I’ve been so angry for so long that I never really considered how much pain he has suffered too. And when I reach out to touch him, I cry for real.

“Lola,” Daire chastises. “Stop it.”

His cock has deflated, and this is the worst way I could have handled this, but I wasn’t prepared.

“I’m sorry,” I whisper.

Determined to make him feel like a man again, I take off my panties and straddle him. My hips are stretched wide over his body, and it feels like the one and only time I rode a horse. I tell him so, and some of the tension dissipates with the rumble of his laughter.

“Lean forward,” he says. “I want to play with your tits.”

I do what he asks, and after several moments of dedicated worship to my boobs, he’s hard all over again. He grips my hip and squeezes his cock inside of me on a sigh.
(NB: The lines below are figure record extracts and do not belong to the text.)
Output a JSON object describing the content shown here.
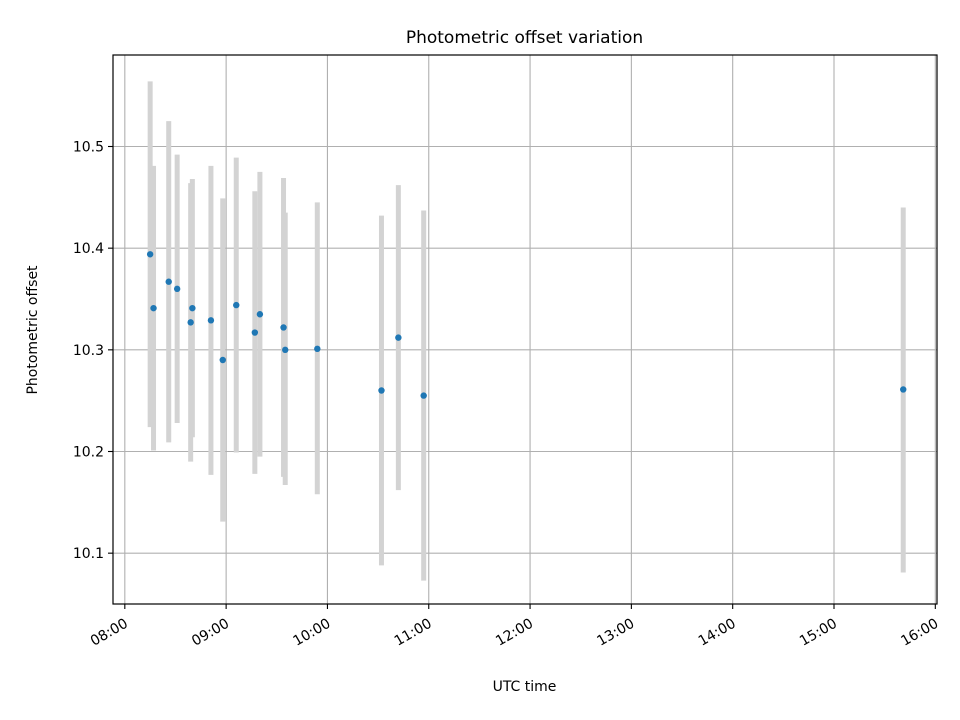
{
  "chart_data": {
    "type": "scatter",
    "title": "Photometric offset variation",
    "xlabel": "UTC time",
    "ylabel": "Photometric offset",
    "x_ticks": [
      "08:00",
      "09:00",
      "10:00",
      "11:00",
      "12:00",
      "13:00",
      "14:00",
      "15:00",
      "16:00"
    ],
    "y_ticks": [
      "10.1",
      "10.2",
      "10.3",
      "10.4",
      "10.5"
    ],
    "xlim": [
      "07:53",
      "16:01"
    ],
    "ylim": [
      10.05,
      10.59
    ],
    "grid": true,
    "colors": {
      "point": "#1f77b4",
      "errorbar": "#d3d3d3",
      "grid": "#b0b0b0"
    },
    "points": [
      {
        "x": "08:15",
        "y": 10.394,
        "err_low": 10.224,
        "err_high": 10.564
      },
      {
        "x": "08:17",
        "y": 10.341,
        "err_low": 10.201,
        "err_high": 10.481
      },
      {
        "x": "08:26",
        "y": 10.367,
        "err_low": 10.209,
        "err_high": 10.525
      },
      {
        "x": "08:31",
        "y": 10.36,
        "err_low": 10.228,
        "err_high": 10.492
      },
      {
        "x": "08:39",
        "y": 10.327,
        "err_low": 10.19,
        "err_high": 10.464
      },
      {
        "x": "08:40",
        "y": 10.341,
        "err_low": 10.214,
        "err_high": 10.468
      },
      {
        "x": "08:51",
        "y": 10.329,
        "err_low": 10.177,
        "err_high": 10.481
      },
      {
        "x": "08:58",
        "y": 10.29,
        "err_low": 10.131,
        "err_high": 10.449
      },
      {
        "x": "09:06",
        "y": 10.344,
        "err_low": 10.199,
        "err_high": 10.489
      },
      {
        "x": "09:17",
        "y": 10.317,
        "err_low": 10.178,
        "err_high": 10.456
      },
      {
        "x": "09:20",
        "y": 10.335,
        "err_low": 10.195,
        "err_high": 10.475
      },
      {
        "x": "09:34",
        "y": 10.322,
        "err_low": 10.175,
        "err_high": 10.469
      },
      {
        "x": "09:35",
        "y": 10.3,
        "err_low": 10.167,
        "err_high": 10.435
      },
      {
        "x": "09:54",
        "y": 10.301,
        "err_low": 10.158,
        "err_high": 10.445
      },
      {
        "x": "10:32",
        "y": 10.26,
        "err_low": 10.088,
        "err_high": 10.432
      },
      {
        "x": "10:42",
        "y": 10.312,
        "err_low": 10.162,
        "err_high": 10.462
      },
      {
        "x": "10:57",
        "y": 10.255,
        "err_low": 10.073,
        "err_high": 10.437
      },
      {
        "x": "15:41",
        "y": 10.261,
        "err_low": 10.081,
        "err_high": 10.44
      }
    ]
  }
}
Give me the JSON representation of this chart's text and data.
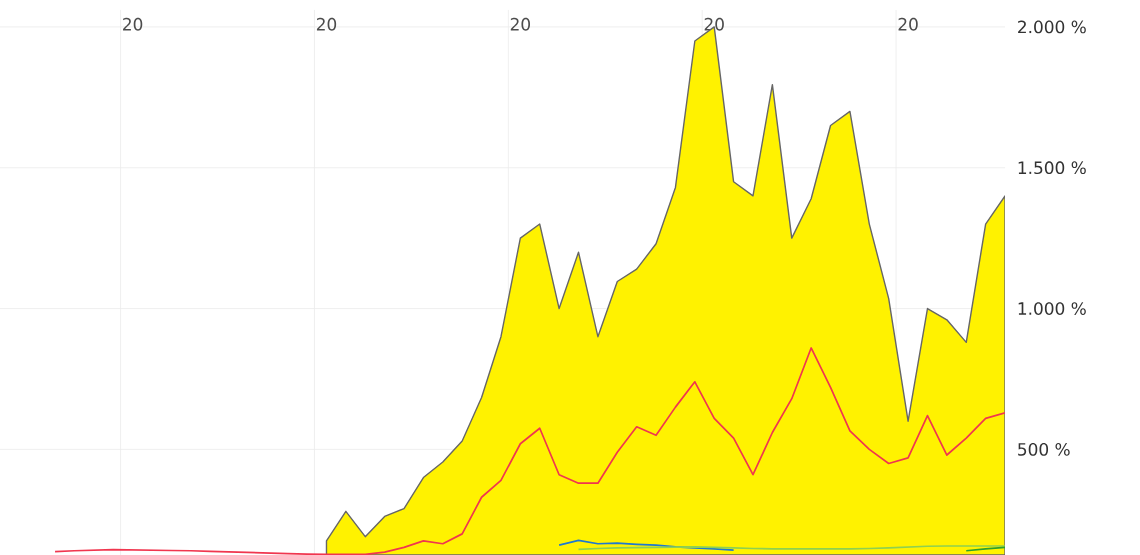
{
  "chart_data": {
    "type": "line",
    "grid": true,
    "categories": [
      null,
      null,
      null,
      null,
      null,
      null,
      "20",
      null,
      null,
      null,
      null,
      null,
      null,
      null,
      null,
      null,
      "20",
      null,
      null,
      null,
      null,
      null,
      null,
      null,
      null,
      null,
      "20",
      null,
      null,
      null,
      null,
      null,
      null,
      null,
      null,
      null,
      "20",
      null,
      null,
      null,
      null,
      null,
      null,
      null,
      null,
      null,
      "20",
      null,
      null,
      null,
      null,
      null
    ],
    "ylim": [
      125,
      2060
    ],
    "yticks": [
      {
        "value": 500,
        "label": "500 %"
      },
      {
        "value": 1000,
        "label": "1.000 %"
      },
      {
        "value": 1500,
        "label": "1.500 %"
      },
      {
        "value": 2000,
        "label": "2.000 %"
      }
    ],
    "series": [
      {
        "type": "area",
        "color": "#fff200",
        "values": [
          null,
          null,
          null,
          null,
          null,
          null,
          null,
          null,
          null,
          null,
          null,
          null,
          null,
          null,
          null,
          null,
          175,
          280,
          190,
          262,
          290,
          400,
          455,
          530,
          684,
          900,
          1250,
          1300,
          1000,
          1200,
          900,
          1096,
          1140,
          1230,
          1430,
          1950,
          2000,
          1450,
          1400,
          1795,
          1250,
          1390,
          1650,
          1700,
          1300,
          1035,
          600,
          1000,
          960,
          880,
          1300,
          1400
        ]
      },
      {
        "color": "#f0364f",
        "values": [
          null,
          null,
          137,
          140,
          142,
          144,
          143,
          142,
          141,
          140,
          138,
          136,
          134,
          132,
          130,
          128,
          127,
          127,
          127,
          135,
          152,
          175,
          165,
          200,
          330,
          390,
          520,
          575,
          410,
          380,
          380,
          490,
          580,
          550,
          650,
          740,
          610,
          540,
          410,
          560,
          680,
          860,
          720,
          566,
          500,
          450,
          470,
          620,
          480,
          540,
          610,
          630
        ]
      },
      {
        "color": "#1f78d1",
        "values": [
          null,
          null,
          null,
          null,
          null,
          null,
          null,
          null,
          null,
          null,
          null,
          null,
          null,
          null,
          null,
          null,
          null,
          null,
          null,
          null,
          null,
          null,
          null,
          null,
          null,
          null,
          null,
          null,
          160,
          177,
          165,
          167,
          163,
          160,
          154,
          150,
          147,
          142,
          null,
          null,
          null,
          null,
          null,
          null,
          null,
          null,
          null,
          null,
          null,
          null,
          null,
          null
        ]
      },
      {
        "color": "#8fd14f",
        "values": [
          null,
          null,
          null,
          null,
          null,
          null,
          null,
          null,
          null,
          null,
          null,
          null,
          null,
          null,
          null,
          null,
          null,
          null,
          null,
          null,
          null,
          null,
          null,
          null,
          null,
          null,
          null,
          null,
          null,
          145,
          148,
          150,
          151,
          152,
          153,
          154,
          152,
          150,
          148,
          147,
          147,
          147,
          147,
          147,
          148,
          150,
          153,
          156,
          157,
          157,
          157,
          157
        ]
      },
      {
        "color": "#2ca02c",
        "values": [
          null,
          null,
          null,
          null,
          null,
          null,
          null,
          null,
          null,
          null,
          null,
          null,
          null,
          null,
          null,
          null,
          null,
          null,
          null,
          null,
          null,
          null,
          null,
          null,
          null,
          null,
          null,
          null,
          null,
          null,
          null,
          null,
          null,
          null,
          null,
          null,
          null,
          null,
          null,
          null,
          null,
          null,
          null,
          null,
          null,
          null,
          null,
          null,
          null,
          140,
          147,
          152
        ]
      }
    ]
  }
}
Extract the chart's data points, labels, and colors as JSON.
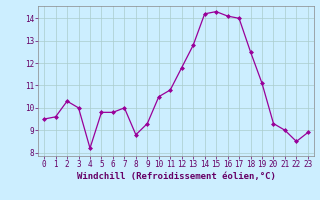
{
  "x": [
    0,
    1,
    2,
    3,
    4,
    5,
    6,
    7,
    8,
    9,
    10,
    11,
    12,
    13,
    14,
    15,
    16,
    17,
    18,
    19,
    20,
    21,
    22,
    23
  ],
  "y": [
    9.5,
    9.6,
    10.3,
    10.0,
    8.2,
    9.8,
    9.8,
    10.0,
    8.8,
    9.3,
    10.5,
    10.8,
    11.8,
    12.8,
    14.2,
    14.3,
    14.1,
    14.0,
    12.5,
    11.1,
    9.3,
    9.0,
    8.5,
    8.9
  ],
  "xlim": [
    -0.5,
    23.5
  ],
  "ylim": [
    7.85,
    14.55
  ],
  "xticks": [
    0,
    1,
    2,
    3,
    4,
    5,
    6,
    7,
    8,
    9,
    10,
    11,
    12,
    13,
    14,
    15,
    16,
    17,
    18,
    19,
    20,
    21,
    22,
    23
  ],
  "yticks": [
    8,
    9,
    10,
    11,
    12,
    13,
    14
  ],
  "xlabel": "Windchill (Refroidissement éolien,°C)",
  "line_color": "#990099",
  "marker": "D",
  "marker_size": 2.0,
  "bg_color": "#cceeff",
  "grid_color": "#aacccc",
  "label_fontsize": 6.5,
  "tick_fontsize": 5.5
}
“Mmm,” he murmurs. “Ride me, baby.”

I don’t actually have to ride him because Daire drives my hips with his hands. All I can do is hang on and try not to black out. It feels amazing. It feels like twelve years of pent-up pressure is about to explode inside of me. When it does, I think I do blackout for at least a second.

“Fuckkkkkk.” Daire unloads himself with one last violent thrust, impaling me on his cock.

I collapse on his chest, and Daire pulls up the sheets. There isn’t another word between us.